By Rachel Cholewinski, Marketing Team, IPC
We are all guilty of letting our bias cloud our judgment whether we are conscious of their effects or not. Businesses are not immune from the veil of bias, which can result in missed opportunities and serious inefficiencies. AI has the potential to help us avoid bias in hiring, operations, customer service, and the broader business and social communities (“How Can AI End Bias”, 2017).
Philosopher John Rawls suggests that we should view the world behind a veil of ignorance that prevents us from knowing who we are and identifying with our own personal biases (“Veil of Ignorance”, 2018). By viewing our society from behind a “veil” we can become removed from our own personal biases and past experiences. Ultimately, this results in objectively seeing how society, or in this case business, should operate effectively and fairly. According to Rawls’ theory, putting up a veil and looking past our own biases can help us fairly decide how the rules and functionalities within our society should be structured.
Artificial Intelligence can act as a modern veil in our society. Unlike humans, AI can potentially reduce pre-assumptions and biases by analyzing given data inputs with algorithms. In comparison, AI can lessen human emotions and prejudices that can develop from past experiences, allowing the computer to make the most objective business decision.
3 ways AI can lessen biases in businesses:
- Companies have begun using AI as a tool during the hiring process to help their HR departments try to avoid bias that can often eliminate otherwise very qualified employees. According to Forbes, “In 2018, I [Randy Block] believe we will see more intangibles/soft skills being assessed along with a psychological profile using some form of AI as a screen. The caveat here is the algorithms being developed for this new tool need to be fair and ethical. Put another way, hiring bias (e.g., gender, race, age) can be minimized using AI.” By reducing bias AI can distinguish the most qualified candidate for the position resulting in long term success of that worker and the business.
- Additionally, if you engage in an investment decision that goes poorly, you may develop a negative bias towards that investment strategy and shy away from it in the future. However, what if we are blinded by this bias that we miss future opportunities to make profitable investments? AI also has the potential to lessen human emotion and bias in financial investment decisions. According to FinTech Futures, “Even the most seasoned analyst is not capable of detecting all forms of sentiment that foreshadow market movements, but machines can.” By minimizing the human thought process of a historically bad investment, AI can focus on the data and algorithms that are presented and therefore provide a better outcome.
- Similarly, in retail banking AI is being used to make financial investment suggestions for new customers. According to FinTech Futures, “Now, robo-advisors collect information about an investor’s financial goals and the level of risk they’re willing to incur, then they input this data into algorithms.” A robo-advisor generates a ‘risk profile’ for an individual, which was previously done by a human advisor asking the customers a series of financially based questions. It also offers appropriate financial advice based on the data collected and as a result the client is able to make educated decisions without fear of judgment or embarrassment.

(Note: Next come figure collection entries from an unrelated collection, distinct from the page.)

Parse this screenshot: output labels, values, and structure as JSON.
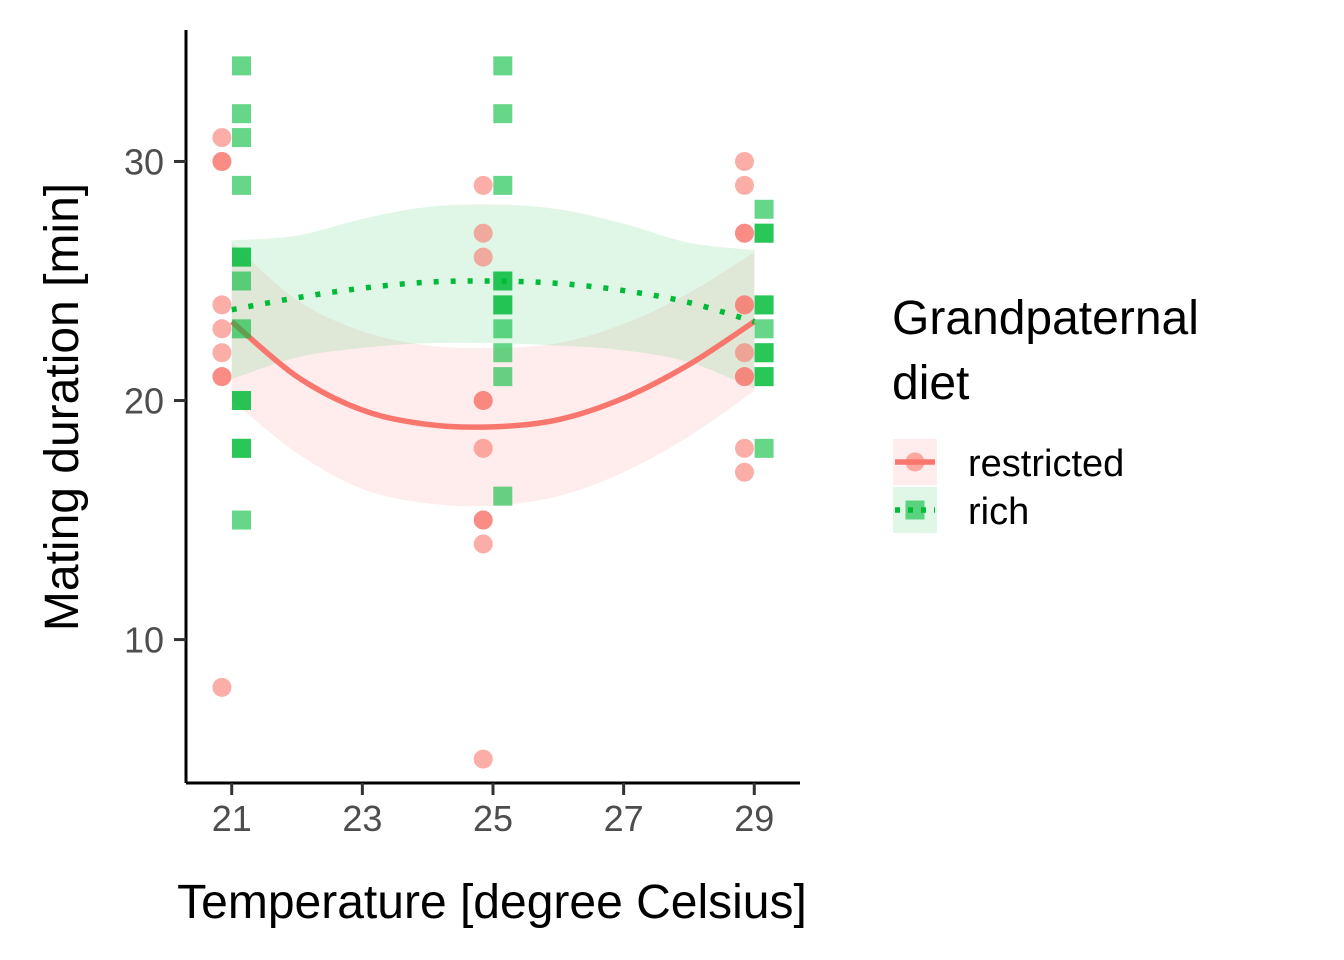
{
  "chart_data": {
    "type": "scatter",
    "xlabel": "Temperature [degree Celsius]",
    "ylabel": "Mating duration [min]",
    "xlim": [
      20.3,
      29.7
    ],
    "ylim": [
      4.0,
      35.5
    ],
    "x_ticks": [
      21,
      23,
      25,
      27,
      29
    ],
    "x_tick_labels": [
      "21",
      "23",
      "25",
      "27",
      "29"
    ],
    "y_ticks": [
      10,
      20,
      30
    ],
    "y_tick_labels": [
      "10",
      "20",
      "30"
    ],
    "grid": false,
    "legend": {
      "title_lines": [
        "Grandpaternal",
        "diet"
      ],
      "placement": "right"
    },
    "series": [
      {
        "name": "restricted",
        "color": "#F8766D",
        "marker": "circle",
        "line_style": "solid",
        "points": [
          [
            20.85,
            31
          ],
          [
            20.85,
            30
          ],
          [
            20.85,
            30
          ],
          [
            20.85,
            24
          ],
          [
            20.85,
            23
          ],
          [
            20.85,
            22
          ],
          [
            20.85,
            21
          ],
          [
            20.85,
            21
          ],
          [
            20.85,
            8
          ],
          [
            24.85,
            29
          ],
          [
            24.85,
            27
          ],
          [
            24.85,
            26
          ],
          [
            24.85,
            20
          ],
          [
            24.85,
            20
          ],
          [
            24.85,
            18
          ],
          [
            24.85,
            15
          ],
          [
            24.85,
            15
          ],
          [
            24.85,
            14
          ],
          [
            24.85,
            5
          ],
          [
            28.85,
            30
          ],
          [
            28.85,
            29
          ],
          [
            28.85,
            27
          ],
          [
            28.85,
            27
          ],
          [
            28.85,
            24
          ],
          [
            28.85,
            24
          ],
          [
            28.85,
            22
          ],
          [
            28.85,
            21
          ],
          [
            28.85,
            21
          ],
          [
            28.85,
            18
          ],
          [
            28.85,
            17
          ]
        ],
        "fit": {
          "x": [
            21,
            22,
            23,
            24,
            25,
            26,
            27,
            28,
            29
          ],
          "y": [
            23.3,
            21.0,
            19.6,
            19.0,
            18.9,
            19.2,
            20.1,
            21.5,
            23.3
          ]
        },
        "band_low": [
          20.0,
          17.8,
          16.3,
          15.7,
          15.6,
          16.0,
          17.0,
          18.5,
          20.4
        ],
        "band_high": [
          26.6,
          24.2,
          22.9,
          22.3,
          22.2,
          22.4,
          23.2,
          24.5,
          26.2
        ]
      },
      {
        "name": "rich",
        "color": "#00BA38",
        "marker": "square",
        "line_style": "dotted",
        "points": [
          [
            21.15,
            34
          ],
          [
            21.15,
            32
          ],
          [
            21.15,
            31
          ],
          [
            21.15,
            29
          ],
          [
            21.15,
            26
          ],
          [
            21.15,
            26
          ],
          [
            21.15,
            25
          ],
          [
            21.15,
            23
          ],
          [
            21.15,
            20
          ],
          [
            21.15,
            20
          ],
          [
            21.15,
            18
          ],
          [
            21.15,
            18
          ],
          [
            21.15,
            15
          ],
          [
            25.15,
            34
          ],
          [
            25.15,
            32
          ],
          [
            25.15,
            29
          ],
          [
            25.15,
            25
          ],
          [
            25.15,
            25
          ],
          [
            25.15,
            24
          ],
          [
            25.15,
            24
          ],
          [
            25.15,
            23
          ],
          [
            25.15,
            22
          ],
          [
            25.15,
            21
          ],
          [
            25.15,
            16
          ],
          [
            29.15,
            28
          ],
          [
            29.15,
            27
          ],
          [
            29.15,
            27
          ],
          [
            29.15,
            24
          ],
          [
            29.15,
            24
          ],
          [
            29.15,
            23
          ],
          [
            29.15,
            22
          ],
          [
            29.15,
            22
          ],
          [
            29.15,
            21
          ],
          [
            29.15,
            21
          ],
          [
            29.15,
            18
          ]
        ],
        "fit": {
          "x": [
            21,
            22,
            23,
            24,
            25,
            26,
            27,
            28,
            29
          ],
          "y": [
            23.8,
            24.3,
            24.7,
            24.95,
            25.0,
            24.9,
            24.6,
            24.1,
            23.3
          ]
        },
        "band_low": [
          20.9,
          21.8,
          22.2,
          22.4,
          22.4,
          22.3,
          22.1,
          21.6,
          20.5
        ],
        "band_high": [
          26.7,
          26.9,
          27.6,
          28.1,
          28.2,
          28.0,
          27.4,
          26.6,
          26.3
        ]
      }
    ]
  }
}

According to a Portfolio Manager at a New York Hedge Fund “Although this is a very exciting concept there is a lot more that still has to be developed within AI to fully rely on this data in the institutional banking sector.”
With cutting edge technology may come risk.
One of the risks of using AI is that the cost of constantly updating the programming may exceed the benefits. As the same Portfolio Manager above mentioned, “In finance the inputs and features that the computers are learning can change in a day, weeks or a month.”
Setting aside the very serious challenges with keeping AI up to date on the latest market trends and data, the individuals inputting the algorithms could have their own bias or simply make mistakes. In spite of the inroads made by AI, human input and intelligence will continue to be critical and relevant in the design on algorithms. The programmers deciding the criteria that the computer will judge upon are potentially including their very own bias into the coding.
AI cannot yet fully guarantee unbiased decisions but these advancements are the first steps in lessening them. AI was once a distant concept that has now integrated itself into our everyday lives. With continuing investment in AI technology it can become a reliable tool within the hiring process, investments decisions, customer service and more. Although the veil of ignorance may only be a theory, AI can potentially make it a reality.